Pas de voie toute tracée ni exclusive

Convaincu qu’il n’y a pas qu’une voie pour forger une expérience de chef, Léo Warynski interprète à sa manière les enseignements et la liberté d’entreprendre, reçus de ses deux mentors revendiqués : François Xavier Roth, fondateur de l’ensemble des Siècles et grand initiateur de projets en tous genres, qui a été son professeur de direction au Conservatoire National de Musique et de danse de Paris, et Pierre Cao le fondateur de l’ensemble Arsys Bourgogne.  « Pour monter le répertoire qui m’intéressait, largement a cappella, avec des programmes où se croisent Schutz et Tchesnokov, revendique l’ancien violoncelliste,  je n’avais pas d’autre choix que de créer mon ensemble vocal. Je cherche un son riche, homogène, dense, et des voix chaleureuses et brillantes. » L’aventure commence en 2010 Les Métaboles, dénomination empruntée à une œuvre d’Henri Dutilleux pour exprimer la volonté de transformer le chœur au gré des répertoires afin de les servir au mieux. pour se démultiplier depuis 2014 avec l’ensemble instrumental Multilatérale  : « Les anges ne chantent pas comme nous, il faut déployer beaucoup d’énergie pour s’en rapprocher. »

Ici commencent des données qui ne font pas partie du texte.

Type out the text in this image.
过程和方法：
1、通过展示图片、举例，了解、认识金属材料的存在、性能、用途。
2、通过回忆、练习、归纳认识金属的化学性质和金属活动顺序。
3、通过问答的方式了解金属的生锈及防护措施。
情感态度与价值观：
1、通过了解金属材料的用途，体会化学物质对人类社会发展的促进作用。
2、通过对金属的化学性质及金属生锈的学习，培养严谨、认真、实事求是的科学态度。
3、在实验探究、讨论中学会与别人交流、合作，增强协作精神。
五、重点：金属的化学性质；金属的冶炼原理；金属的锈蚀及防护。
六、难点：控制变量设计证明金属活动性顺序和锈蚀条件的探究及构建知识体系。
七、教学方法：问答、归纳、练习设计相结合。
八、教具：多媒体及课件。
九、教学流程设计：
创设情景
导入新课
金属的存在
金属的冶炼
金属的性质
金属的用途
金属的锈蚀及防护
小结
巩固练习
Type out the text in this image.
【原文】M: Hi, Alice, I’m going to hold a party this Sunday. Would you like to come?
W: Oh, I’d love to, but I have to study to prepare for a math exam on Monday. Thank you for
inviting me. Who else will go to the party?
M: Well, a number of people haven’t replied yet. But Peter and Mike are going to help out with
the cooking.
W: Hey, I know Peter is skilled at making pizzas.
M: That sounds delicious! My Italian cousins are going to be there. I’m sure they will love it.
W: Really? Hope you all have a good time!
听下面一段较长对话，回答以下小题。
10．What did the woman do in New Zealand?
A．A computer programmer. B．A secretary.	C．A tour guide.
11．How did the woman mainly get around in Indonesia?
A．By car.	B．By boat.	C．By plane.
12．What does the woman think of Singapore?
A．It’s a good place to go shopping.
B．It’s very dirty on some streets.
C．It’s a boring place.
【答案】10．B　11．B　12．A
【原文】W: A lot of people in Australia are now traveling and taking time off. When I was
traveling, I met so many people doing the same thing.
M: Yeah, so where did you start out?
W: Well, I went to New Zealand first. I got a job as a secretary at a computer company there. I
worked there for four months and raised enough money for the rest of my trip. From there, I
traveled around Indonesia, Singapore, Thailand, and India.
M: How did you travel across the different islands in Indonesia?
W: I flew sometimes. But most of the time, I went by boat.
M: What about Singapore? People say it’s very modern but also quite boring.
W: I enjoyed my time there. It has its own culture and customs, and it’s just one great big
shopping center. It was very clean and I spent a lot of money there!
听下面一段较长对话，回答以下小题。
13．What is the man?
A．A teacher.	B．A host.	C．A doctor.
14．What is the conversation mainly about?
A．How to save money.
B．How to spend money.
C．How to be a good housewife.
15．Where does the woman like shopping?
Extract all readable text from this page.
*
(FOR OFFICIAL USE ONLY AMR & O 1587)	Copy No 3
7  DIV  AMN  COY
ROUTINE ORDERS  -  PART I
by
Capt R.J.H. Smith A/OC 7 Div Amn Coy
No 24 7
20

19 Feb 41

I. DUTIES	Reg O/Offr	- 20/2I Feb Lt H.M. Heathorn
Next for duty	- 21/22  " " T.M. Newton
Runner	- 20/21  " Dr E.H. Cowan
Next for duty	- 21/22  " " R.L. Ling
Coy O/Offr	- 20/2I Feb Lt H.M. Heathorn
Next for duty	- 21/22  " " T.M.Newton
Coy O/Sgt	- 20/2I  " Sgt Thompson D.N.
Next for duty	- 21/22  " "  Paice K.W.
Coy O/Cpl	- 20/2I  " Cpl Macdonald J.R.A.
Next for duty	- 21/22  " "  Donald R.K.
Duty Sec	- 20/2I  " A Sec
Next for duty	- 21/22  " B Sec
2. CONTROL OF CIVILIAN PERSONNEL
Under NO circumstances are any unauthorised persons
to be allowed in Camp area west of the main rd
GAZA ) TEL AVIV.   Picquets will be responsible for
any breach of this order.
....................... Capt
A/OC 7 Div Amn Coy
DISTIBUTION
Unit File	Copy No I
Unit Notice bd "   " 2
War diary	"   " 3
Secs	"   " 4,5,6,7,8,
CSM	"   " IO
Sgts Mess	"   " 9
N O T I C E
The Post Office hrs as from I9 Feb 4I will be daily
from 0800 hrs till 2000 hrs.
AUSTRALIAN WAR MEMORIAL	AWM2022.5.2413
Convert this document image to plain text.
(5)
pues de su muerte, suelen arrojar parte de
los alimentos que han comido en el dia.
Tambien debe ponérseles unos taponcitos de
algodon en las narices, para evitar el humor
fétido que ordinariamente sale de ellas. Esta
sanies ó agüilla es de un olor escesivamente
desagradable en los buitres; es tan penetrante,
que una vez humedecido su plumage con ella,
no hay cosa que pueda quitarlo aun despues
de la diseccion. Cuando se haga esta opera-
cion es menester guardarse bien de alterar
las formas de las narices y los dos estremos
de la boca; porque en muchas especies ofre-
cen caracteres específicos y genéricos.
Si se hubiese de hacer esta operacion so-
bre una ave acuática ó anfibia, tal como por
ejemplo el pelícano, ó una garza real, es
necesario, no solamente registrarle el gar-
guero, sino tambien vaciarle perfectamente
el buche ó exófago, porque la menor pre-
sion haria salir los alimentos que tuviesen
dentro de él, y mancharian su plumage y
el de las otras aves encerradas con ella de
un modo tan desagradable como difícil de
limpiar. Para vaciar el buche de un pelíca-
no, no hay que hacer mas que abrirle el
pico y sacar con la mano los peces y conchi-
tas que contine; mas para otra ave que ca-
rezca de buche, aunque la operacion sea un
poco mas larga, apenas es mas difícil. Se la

S’épanouir hors des sentiers battus

D’emblée, les complices se lancent en dehors des chemins battus comme en témoignent ses projets : création d’œuvres comme celles de Dimitri Tchesnokov ou de lauréats du Prix de Composition Saint-Christophe 2014 et 2016, collaborations de plus en plus variées avec l’orchestre Les Siècles sous la direction de François-Xavier Roth (Nocturnes de Debussy, Playing for Pleyel), avec le Philharmonia Orchestra (La Bohème de Puccini), avec l’Orchestre Philharmonique de Radio France (Atom Heart Mother des Pink Floyd), l’Ensemble Intercontemporain, ou l’Orchestre de l’Opéra de Nice (Akhenaten de Philip Glass).

En 10 ans, quatre disques « manifestes »

Chacun confirme la trajectoire réussie de cette ambition de croiser les époques, les continents ou les styles magnifiée par un travail exigeant sur la limpidité, la transparence et l’architecture des voix qui hisse la formation parmi les plus intéressantes du moment.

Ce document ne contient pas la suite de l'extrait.